Pestilence looked up and squinted in the glare of the sun. ”It's a lovely day,” he said brightly. ”What's say we go for a ride?”
THE GROUND ROLLED by in a blur beneath the horse's hooves. Despite appearances, Pestilence's horse was strong. It galloped across the fields and bounded over fences, matching the pace of War's mount without any sign of difficulty.
On its back, Pestilence clutched the reins. Drake sat behind him, holding on to a handle at the rear of the saddle, and silently praying that the horse wouldn't go airborne.
”You OK back there?” Pest asked.
”Well, I haven't fallen off yet,” Drake replied.
Pestilence smiled. ”That's a good start.” He was holding the reins with one hand. With the other, he was applying a thick white cream to his face. ”Got to put this stuff on or I'll blister something terrible in this sun,” he explained. ”I got so burned last time I looked like I'd been bobbing for chips.”

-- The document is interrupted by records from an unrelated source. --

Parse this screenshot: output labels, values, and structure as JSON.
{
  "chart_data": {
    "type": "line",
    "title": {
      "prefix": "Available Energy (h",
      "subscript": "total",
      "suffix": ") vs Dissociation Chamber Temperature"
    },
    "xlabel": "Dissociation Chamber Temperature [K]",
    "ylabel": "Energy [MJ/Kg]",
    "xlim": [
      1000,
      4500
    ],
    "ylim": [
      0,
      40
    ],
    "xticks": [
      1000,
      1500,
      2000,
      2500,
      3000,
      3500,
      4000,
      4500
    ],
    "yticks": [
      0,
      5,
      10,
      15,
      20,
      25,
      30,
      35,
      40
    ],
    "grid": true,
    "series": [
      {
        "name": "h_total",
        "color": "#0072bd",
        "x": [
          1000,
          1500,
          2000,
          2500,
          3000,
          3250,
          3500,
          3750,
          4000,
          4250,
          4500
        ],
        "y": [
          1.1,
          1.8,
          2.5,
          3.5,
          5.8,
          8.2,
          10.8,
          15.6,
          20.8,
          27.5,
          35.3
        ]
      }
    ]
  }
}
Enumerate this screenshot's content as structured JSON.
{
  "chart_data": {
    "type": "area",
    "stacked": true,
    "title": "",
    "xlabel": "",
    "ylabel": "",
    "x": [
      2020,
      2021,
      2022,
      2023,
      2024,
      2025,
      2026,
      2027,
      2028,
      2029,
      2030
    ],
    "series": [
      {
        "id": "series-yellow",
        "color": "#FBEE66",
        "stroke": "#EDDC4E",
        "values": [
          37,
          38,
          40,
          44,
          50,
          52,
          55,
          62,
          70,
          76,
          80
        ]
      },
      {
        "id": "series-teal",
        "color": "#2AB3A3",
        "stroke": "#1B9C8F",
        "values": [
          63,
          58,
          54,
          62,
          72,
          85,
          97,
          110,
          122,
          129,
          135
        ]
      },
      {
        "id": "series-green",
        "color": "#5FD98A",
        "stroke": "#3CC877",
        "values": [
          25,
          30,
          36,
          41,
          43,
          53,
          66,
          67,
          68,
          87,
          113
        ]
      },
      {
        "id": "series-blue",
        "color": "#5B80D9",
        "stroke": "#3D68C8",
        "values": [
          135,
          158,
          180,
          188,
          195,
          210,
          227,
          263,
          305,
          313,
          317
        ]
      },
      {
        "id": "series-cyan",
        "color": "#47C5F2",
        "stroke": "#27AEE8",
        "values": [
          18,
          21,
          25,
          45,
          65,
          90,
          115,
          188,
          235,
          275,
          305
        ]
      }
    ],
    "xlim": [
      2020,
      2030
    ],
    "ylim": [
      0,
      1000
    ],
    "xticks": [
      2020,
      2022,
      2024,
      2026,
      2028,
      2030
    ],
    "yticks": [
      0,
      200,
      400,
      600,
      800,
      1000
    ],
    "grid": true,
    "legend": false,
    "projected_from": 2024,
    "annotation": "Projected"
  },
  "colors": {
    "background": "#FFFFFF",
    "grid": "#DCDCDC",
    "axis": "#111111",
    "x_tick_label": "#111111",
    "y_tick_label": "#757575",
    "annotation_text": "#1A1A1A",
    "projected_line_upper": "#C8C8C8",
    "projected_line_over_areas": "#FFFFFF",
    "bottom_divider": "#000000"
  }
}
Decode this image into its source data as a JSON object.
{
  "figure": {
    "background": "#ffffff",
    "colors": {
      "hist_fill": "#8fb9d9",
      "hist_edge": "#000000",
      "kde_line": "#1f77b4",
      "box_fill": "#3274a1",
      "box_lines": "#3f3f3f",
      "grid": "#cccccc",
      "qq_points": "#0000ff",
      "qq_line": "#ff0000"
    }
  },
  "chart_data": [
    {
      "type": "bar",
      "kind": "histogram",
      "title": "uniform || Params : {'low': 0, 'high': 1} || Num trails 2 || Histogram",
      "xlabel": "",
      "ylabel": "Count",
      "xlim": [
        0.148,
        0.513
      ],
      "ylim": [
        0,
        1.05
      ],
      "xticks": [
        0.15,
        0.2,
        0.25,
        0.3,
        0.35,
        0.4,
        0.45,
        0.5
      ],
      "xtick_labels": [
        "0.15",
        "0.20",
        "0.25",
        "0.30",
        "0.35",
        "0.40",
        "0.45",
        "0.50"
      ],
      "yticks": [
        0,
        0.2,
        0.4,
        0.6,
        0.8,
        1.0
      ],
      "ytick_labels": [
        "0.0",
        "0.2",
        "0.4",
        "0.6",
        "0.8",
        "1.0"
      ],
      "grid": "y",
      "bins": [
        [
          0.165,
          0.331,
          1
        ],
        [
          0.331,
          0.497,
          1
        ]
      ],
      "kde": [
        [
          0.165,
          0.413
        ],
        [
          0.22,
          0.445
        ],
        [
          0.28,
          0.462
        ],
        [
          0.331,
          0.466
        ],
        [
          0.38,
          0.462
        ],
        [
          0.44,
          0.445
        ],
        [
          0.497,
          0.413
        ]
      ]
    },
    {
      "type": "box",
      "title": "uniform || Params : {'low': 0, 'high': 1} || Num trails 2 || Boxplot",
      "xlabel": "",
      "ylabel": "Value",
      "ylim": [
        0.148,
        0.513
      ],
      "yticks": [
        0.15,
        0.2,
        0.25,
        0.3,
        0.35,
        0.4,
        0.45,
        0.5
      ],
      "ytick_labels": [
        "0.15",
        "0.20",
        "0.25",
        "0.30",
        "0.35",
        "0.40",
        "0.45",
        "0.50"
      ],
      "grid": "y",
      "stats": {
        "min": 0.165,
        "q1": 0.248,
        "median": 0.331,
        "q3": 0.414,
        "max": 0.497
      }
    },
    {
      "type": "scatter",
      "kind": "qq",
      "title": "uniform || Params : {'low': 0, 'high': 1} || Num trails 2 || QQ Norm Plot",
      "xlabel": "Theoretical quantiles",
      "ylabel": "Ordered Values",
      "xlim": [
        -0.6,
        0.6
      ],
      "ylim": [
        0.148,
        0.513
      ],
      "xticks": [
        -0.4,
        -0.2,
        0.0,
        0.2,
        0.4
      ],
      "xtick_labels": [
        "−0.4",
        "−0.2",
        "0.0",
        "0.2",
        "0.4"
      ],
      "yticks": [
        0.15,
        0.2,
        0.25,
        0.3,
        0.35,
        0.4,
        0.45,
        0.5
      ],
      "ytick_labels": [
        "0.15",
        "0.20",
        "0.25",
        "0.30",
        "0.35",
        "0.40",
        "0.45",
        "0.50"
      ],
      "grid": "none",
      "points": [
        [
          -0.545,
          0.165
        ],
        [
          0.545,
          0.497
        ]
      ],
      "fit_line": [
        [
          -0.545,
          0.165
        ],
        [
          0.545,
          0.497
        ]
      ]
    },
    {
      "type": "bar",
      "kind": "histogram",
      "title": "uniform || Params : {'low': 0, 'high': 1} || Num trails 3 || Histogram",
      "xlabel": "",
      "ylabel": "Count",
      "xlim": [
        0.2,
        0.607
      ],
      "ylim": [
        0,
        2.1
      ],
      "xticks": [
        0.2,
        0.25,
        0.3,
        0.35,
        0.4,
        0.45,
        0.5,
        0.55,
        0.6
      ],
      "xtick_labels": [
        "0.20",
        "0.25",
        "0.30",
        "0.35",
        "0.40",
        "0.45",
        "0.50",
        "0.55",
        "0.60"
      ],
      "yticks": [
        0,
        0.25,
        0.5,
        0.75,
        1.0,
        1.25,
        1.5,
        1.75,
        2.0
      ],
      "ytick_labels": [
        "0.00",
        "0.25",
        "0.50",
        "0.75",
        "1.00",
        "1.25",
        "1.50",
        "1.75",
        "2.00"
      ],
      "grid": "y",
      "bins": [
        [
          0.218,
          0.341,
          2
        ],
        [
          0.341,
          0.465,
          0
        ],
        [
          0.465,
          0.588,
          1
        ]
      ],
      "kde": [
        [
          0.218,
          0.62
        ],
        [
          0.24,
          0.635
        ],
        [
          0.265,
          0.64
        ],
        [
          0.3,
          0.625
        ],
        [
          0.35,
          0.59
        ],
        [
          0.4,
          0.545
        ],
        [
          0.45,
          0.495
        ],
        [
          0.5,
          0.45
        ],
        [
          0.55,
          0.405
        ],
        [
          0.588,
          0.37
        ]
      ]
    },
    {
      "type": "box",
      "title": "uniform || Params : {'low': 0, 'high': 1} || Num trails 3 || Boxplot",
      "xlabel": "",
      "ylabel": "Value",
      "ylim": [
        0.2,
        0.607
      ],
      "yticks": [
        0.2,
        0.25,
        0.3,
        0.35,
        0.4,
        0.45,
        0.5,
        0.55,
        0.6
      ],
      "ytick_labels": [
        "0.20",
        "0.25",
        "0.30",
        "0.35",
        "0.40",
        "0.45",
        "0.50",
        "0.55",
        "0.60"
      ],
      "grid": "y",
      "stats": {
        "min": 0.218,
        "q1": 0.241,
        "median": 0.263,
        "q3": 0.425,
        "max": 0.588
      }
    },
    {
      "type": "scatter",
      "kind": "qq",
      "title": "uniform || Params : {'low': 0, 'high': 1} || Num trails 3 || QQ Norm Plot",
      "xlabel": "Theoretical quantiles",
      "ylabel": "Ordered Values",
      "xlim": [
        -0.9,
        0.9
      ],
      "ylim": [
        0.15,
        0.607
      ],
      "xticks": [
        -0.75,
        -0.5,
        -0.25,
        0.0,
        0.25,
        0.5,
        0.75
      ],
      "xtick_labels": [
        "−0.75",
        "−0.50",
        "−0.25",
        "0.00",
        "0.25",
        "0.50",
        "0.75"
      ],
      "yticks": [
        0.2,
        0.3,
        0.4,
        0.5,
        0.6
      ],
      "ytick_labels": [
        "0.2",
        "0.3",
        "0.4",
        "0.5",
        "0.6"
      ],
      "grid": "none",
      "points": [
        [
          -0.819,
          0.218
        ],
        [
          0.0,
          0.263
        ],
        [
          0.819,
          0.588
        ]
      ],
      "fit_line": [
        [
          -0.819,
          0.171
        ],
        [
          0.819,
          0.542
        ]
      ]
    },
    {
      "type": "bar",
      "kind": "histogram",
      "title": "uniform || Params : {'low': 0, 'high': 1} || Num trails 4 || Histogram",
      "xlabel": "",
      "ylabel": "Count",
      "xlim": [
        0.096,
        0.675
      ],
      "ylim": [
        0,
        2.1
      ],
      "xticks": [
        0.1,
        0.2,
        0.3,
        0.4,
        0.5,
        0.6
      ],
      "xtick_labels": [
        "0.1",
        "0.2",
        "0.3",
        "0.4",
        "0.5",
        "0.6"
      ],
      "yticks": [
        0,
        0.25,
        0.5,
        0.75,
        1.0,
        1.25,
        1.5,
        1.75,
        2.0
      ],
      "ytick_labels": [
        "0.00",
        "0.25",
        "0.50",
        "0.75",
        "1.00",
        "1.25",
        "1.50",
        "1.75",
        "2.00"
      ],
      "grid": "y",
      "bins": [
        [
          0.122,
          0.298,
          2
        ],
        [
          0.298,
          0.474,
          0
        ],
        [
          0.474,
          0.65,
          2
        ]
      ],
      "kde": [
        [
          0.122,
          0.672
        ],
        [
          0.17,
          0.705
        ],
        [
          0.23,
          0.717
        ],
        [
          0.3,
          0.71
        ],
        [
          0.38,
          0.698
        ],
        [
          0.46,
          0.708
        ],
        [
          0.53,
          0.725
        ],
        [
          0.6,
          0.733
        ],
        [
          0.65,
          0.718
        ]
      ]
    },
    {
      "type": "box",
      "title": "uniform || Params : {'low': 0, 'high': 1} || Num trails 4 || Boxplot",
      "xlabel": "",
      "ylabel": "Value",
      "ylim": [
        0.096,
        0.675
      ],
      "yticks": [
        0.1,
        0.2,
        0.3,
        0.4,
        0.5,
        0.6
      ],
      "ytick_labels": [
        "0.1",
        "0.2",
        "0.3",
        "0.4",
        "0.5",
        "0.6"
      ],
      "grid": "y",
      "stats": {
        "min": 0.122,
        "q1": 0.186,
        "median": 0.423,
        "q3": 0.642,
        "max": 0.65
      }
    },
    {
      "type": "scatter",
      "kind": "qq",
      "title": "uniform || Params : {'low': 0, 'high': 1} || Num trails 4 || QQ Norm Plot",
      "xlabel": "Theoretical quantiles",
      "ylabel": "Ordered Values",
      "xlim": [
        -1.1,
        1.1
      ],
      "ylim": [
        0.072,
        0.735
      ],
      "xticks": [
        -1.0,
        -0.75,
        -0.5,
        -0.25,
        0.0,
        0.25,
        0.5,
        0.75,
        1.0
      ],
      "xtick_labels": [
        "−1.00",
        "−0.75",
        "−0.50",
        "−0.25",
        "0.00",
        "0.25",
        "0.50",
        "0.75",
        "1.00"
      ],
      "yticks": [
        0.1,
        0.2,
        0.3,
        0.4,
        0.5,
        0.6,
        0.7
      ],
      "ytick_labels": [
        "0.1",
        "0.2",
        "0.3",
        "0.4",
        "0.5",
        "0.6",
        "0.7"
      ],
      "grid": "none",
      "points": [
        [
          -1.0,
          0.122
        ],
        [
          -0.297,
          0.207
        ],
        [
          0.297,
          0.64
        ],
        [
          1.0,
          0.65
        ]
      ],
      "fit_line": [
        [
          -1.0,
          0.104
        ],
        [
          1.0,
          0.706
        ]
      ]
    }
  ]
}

”Shouldn't you, you know, see a doctor?” Drake asked him.
”For sunburn?”
”For everything. It's just, you seem to have a few medical... issues.”
The horse leaped over a small stone wall. Pestilence waited for it to touch back down before he replied. ”Comes with the job, don't it? Pestilence means plague and disease and viruses and stuff. That's me all over, that. And it's not exactly a barrel of laughs, let me tell you.”
”Is that why you wear the gloves and stuff? So you can try and avoid catching germs?”
”More the other way round,” Pest explained. ”I can't catch anything from humans, but there's no saying what they might catch from me.”
Drake subtly slid himself further back in the seat. ”Relax,” Pest laughed. ”You're not human any more.”
”What? Well, what am I, then?”
”You're a Horseman of the Apocalypse, of course.” Pestilence paused a moment, letting this information sink in. ”Well, for the next ninety days, anyway.”
”What happens after ninety days?” Drake asked.